その高い付加価値成長率の源泉を探るため、付加価値の伸びを労働投入と労働生産性の伸びに分解すると、前述の結果の再確認になるが、我が国医療・福祉産業の付加価値成長率の高さの大部分が、労働投入の増加によって生み出されていることが分かる(第1-3-18図(2))。労働生産性の寄与度は先進国中相当程度低い位置にある。高齢化等による医療・福祉産業の需要増は、我が国では専ら労働投入量の増大によって賄われていることになる。生産性の拡大を伴わない付加価値の増加は持続可能とはいえない。

そこで、医療・福祉産業に関連する産業として、医療機器・精密光学機器や医薬品産業を考慮し、それらを含めた産業としての生産性の上昇率がどの程度であるか探ってみよう。たとえ医療・福祉産業の生産性上昇率が低くても、関連産業を合わせた生産性が高ければ、経済成長のけん引役として期待できる。データの制約から、我が国とドイツについてそれら3産業の労働生産性を比較すると次の二点が特徴として指摘できる(第1-3-18図(3)(4))。

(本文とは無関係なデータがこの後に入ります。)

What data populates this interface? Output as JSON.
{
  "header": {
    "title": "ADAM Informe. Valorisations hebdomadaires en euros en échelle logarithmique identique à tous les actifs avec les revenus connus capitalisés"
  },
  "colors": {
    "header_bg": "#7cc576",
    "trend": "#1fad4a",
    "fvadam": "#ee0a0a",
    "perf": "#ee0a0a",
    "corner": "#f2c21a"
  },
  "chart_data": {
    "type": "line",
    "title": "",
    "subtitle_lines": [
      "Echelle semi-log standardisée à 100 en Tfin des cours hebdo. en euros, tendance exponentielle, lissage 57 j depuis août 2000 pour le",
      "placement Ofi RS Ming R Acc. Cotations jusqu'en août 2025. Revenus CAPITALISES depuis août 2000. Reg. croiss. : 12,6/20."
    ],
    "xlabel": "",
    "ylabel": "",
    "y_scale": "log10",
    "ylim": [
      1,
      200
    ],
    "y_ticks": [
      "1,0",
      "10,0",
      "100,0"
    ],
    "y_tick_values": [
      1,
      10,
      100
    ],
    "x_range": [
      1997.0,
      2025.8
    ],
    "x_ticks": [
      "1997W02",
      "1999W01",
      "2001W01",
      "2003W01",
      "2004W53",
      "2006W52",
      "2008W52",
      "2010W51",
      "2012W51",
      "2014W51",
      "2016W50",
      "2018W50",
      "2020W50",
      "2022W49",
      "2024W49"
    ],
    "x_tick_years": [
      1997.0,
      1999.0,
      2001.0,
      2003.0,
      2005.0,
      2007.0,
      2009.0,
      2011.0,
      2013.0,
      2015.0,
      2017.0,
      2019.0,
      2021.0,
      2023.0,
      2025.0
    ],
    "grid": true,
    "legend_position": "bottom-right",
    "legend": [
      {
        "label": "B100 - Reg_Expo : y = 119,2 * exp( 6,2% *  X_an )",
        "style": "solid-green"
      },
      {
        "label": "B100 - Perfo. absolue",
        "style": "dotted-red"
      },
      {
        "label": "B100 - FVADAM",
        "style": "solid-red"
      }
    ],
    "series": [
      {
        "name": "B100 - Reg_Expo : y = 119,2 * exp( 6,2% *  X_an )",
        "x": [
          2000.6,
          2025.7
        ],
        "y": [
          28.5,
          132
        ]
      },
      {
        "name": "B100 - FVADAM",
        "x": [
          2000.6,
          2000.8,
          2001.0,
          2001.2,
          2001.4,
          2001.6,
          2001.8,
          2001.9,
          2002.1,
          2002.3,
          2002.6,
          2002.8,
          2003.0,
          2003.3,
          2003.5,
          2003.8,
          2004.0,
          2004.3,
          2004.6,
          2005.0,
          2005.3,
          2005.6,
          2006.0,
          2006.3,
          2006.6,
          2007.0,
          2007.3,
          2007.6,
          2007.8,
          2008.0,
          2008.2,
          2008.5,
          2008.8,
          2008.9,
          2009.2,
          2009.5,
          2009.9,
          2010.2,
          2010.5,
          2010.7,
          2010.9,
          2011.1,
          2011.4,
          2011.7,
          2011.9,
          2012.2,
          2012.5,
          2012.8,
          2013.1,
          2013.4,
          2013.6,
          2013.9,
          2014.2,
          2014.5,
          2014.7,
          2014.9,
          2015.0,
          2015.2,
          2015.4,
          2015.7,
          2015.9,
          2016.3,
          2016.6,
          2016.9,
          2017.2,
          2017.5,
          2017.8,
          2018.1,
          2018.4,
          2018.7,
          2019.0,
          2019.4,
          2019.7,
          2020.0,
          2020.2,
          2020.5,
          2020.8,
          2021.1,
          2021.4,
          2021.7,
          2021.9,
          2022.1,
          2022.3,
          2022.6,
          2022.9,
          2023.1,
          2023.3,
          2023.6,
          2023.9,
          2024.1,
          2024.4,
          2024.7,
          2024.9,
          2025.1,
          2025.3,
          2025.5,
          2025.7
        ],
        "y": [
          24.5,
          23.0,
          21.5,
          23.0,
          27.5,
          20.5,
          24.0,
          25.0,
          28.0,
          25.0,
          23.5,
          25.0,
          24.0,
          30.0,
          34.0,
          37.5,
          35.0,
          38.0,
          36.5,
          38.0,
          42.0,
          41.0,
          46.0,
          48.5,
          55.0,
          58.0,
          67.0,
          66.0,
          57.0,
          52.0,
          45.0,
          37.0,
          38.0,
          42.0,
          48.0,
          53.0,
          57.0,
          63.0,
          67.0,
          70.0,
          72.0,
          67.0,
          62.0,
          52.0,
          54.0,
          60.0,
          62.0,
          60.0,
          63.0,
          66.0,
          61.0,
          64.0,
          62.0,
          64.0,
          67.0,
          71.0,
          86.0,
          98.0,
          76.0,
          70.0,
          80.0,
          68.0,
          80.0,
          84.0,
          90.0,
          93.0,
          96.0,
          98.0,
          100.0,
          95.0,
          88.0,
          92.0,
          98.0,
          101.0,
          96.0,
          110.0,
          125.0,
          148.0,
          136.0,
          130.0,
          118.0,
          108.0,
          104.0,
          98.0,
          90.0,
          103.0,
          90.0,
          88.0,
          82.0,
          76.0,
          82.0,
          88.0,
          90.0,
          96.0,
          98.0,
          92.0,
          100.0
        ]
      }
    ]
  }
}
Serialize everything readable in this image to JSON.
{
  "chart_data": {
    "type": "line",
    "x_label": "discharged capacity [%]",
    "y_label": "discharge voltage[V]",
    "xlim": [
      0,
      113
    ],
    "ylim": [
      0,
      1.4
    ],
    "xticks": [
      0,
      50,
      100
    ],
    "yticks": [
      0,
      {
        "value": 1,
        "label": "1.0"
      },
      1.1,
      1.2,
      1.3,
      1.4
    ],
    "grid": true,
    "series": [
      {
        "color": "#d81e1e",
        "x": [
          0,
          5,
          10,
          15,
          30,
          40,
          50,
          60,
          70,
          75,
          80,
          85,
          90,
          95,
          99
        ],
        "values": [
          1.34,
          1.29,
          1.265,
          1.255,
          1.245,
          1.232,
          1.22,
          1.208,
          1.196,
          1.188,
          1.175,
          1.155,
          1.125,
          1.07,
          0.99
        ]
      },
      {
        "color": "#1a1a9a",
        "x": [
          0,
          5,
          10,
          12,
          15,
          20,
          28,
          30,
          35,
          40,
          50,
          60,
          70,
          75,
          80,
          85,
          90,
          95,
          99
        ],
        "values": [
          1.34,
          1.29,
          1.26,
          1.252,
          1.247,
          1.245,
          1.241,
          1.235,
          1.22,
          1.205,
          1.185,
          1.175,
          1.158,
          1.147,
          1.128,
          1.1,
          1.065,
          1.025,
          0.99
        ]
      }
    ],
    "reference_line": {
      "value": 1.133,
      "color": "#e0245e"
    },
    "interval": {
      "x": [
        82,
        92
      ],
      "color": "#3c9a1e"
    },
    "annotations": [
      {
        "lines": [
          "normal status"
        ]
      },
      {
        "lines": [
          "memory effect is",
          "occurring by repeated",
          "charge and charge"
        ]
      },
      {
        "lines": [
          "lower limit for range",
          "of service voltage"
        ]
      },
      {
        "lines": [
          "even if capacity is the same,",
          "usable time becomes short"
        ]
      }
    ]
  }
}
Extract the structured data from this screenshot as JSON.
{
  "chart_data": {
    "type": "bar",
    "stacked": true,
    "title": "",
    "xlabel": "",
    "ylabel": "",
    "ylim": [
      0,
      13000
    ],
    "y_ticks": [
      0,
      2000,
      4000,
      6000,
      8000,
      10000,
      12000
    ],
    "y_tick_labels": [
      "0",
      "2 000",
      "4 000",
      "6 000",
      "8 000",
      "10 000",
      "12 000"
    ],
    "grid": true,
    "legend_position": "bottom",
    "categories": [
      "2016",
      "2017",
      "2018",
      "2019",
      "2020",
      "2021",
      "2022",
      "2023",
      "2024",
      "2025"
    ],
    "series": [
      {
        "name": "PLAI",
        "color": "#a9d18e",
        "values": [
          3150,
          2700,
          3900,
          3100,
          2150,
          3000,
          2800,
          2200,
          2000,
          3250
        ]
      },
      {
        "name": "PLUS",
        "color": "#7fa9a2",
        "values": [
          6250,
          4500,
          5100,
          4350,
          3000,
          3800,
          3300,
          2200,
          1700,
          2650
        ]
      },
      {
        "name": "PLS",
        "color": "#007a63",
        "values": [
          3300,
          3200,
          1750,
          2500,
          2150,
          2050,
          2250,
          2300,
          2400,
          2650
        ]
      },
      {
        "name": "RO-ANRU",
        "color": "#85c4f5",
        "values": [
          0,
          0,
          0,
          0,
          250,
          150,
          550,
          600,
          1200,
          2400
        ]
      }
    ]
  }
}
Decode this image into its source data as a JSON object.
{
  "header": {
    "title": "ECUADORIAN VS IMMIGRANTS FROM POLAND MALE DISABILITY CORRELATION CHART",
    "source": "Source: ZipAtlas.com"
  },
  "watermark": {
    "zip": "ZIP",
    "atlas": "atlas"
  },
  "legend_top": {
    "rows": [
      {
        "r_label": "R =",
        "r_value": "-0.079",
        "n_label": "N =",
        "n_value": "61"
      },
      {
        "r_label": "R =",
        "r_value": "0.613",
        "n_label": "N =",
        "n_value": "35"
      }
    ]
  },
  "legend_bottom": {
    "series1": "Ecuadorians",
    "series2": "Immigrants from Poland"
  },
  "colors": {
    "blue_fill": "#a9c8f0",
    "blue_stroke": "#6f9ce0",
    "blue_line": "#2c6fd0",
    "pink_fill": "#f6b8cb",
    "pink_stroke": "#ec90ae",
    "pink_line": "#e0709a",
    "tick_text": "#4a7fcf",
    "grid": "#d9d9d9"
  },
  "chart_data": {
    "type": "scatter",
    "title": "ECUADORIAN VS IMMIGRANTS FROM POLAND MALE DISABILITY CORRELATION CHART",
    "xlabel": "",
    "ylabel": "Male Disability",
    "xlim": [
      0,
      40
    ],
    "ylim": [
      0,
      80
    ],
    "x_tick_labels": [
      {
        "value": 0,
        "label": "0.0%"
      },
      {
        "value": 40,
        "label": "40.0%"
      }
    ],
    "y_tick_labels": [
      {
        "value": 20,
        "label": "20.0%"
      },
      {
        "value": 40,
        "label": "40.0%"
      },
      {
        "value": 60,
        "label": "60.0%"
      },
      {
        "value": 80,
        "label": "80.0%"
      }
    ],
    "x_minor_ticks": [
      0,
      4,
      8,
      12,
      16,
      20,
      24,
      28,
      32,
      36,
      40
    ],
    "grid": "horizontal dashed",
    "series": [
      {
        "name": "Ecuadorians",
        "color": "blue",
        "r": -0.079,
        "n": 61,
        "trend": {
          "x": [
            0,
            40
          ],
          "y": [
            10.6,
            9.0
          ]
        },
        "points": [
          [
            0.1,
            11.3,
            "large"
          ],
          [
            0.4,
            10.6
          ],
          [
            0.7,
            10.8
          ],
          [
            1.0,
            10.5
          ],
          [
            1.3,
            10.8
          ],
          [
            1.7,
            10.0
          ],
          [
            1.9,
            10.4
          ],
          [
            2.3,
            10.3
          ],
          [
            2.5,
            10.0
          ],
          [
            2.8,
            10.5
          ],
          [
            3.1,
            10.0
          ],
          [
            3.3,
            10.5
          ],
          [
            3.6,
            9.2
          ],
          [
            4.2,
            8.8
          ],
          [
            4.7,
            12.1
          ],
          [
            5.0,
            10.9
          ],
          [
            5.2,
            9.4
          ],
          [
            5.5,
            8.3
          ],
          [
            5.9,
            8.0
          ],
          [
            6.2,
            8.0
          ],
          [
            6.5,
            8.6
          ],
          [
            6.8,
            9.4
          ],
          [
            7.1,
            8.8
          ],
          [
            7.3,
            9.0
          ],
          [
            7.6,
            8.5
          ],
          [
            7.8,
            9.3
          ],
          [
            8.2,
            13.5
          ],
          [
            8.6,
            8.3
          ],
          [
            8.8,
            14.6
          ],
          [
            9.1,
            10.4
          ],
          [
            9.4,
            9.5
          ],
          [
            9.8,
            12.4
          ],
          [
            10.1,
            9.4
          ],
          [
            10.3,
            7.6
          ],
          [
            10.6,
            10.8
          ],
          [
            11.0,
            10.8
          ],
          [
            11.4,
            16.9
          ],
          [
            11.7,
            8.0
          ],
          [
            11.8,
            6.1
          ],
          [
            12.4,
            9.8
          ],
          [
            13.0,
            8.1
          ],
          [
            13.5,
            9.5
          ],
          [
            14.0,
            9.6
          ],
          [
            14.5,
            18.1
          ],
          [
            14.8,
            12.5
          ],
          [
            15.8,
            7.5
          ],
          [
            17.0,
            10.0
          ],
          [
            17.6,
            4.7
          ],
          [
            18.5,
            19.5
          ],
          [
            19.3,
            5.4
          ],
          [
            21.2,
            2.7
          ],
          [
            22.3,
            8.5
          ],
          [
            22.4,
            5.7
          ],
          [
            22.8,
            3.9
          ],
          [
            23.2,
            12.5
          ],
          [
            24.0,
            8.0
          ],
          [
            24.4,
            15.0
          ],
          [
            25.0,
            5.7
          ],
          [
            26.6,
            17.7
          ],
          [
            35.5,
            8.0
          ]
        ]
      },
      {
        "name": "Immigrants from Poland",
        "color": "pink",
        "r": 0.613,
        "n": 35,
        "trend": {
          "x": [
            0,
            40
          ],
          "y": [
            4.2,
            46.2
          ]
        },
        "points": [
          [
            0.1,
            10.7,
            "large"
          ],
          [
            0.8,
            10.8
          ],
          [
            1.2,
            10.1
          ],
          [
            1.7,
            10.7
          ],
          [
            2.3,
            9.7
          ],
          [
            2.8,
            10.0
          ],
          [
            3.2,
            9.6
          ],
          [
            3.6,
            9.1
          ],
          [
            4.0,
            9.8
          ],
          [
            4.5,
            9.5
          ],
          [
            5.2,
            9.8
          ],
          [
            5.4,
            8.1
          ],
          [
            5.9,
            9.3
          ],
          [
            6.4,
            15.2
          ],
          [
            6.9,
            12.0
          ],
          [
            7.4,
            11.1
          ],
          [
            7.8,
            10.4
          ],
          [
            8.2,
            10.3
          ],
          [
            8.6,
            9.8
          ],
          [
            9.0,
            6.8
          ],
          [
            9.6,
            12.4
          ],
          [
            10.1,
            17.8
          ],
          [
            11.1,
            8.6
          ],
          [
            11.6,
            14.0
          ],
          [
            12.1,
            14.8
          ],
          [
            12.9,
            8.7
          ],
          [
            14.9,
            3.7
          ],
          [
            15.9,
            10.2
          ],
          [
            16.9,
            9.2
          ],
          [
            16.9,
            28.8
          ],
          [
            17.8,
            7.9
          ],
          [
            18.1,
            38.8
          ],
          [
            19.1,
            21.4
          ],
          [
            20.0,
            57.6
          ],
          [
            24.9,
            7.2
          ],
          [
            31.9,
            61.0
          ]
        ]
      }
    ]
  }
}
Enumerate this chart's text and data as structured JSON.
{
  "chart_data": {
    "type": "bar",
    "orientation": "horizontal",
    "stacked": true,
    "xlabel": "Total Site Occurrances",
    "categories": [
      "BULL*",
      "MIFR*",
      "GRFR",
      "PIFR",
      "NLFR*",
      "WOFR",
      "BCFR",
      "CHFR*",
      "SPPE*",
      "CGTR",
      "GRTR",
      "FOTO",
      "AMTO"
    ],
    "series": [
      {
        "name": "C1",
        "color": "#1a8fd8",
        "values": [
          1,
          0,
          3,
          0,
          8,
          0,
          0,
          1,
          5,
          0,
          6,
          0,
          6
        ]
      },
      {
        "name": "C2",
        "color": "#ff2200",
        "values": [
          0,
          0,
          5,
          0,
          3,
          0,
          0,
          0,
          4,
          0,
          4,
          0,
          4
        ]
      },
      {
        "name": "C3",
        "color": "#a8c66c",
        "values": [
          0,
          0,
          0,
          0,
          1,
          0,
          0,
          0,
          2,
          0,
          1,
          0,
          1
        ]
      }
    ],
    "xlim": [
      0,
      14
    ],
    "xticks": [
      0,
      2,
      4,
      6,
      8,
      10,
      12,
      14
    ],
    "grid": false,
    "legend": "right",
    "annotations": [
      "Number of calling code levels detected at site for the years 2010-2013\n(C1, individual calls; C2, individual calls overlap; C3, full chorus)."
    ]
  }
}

一つは、我が国において、医薬品産業の労働生産性が急速に伸びており、全産業平均を大きく上回る労働生産性の伸びとなっている。他方、医療機器・精密光学機器の労働生産性は2000年代に再び上昇しているとはいえ、伸び率は全産業平均よりも低く、経済成長のけん引役とはなっていない。今後、医療・福祉産業とともに医療機器・精密光学機器の生産性を高めることが、社会保障が成長産業となるためには重要である。

もう一つは、ドイツにおいては日本と異なり、これらの医療・福祉関連産業は全て、産業平均の生産性上昇率を上回っている。特に、医療機器・精密光学機器産業における生産性上昇率が高い。関連産業を含めた医療・福祉産業が、産業全体の生産性を引き上げる役割を果たしているといえる。先に見たように、ドイツの医療・福祉産業は労働生産性とともにTFP上昇率も高かった。医療・福祉産業が持続的な経済成長をもたらすための条件が揃っていると見ることができよう。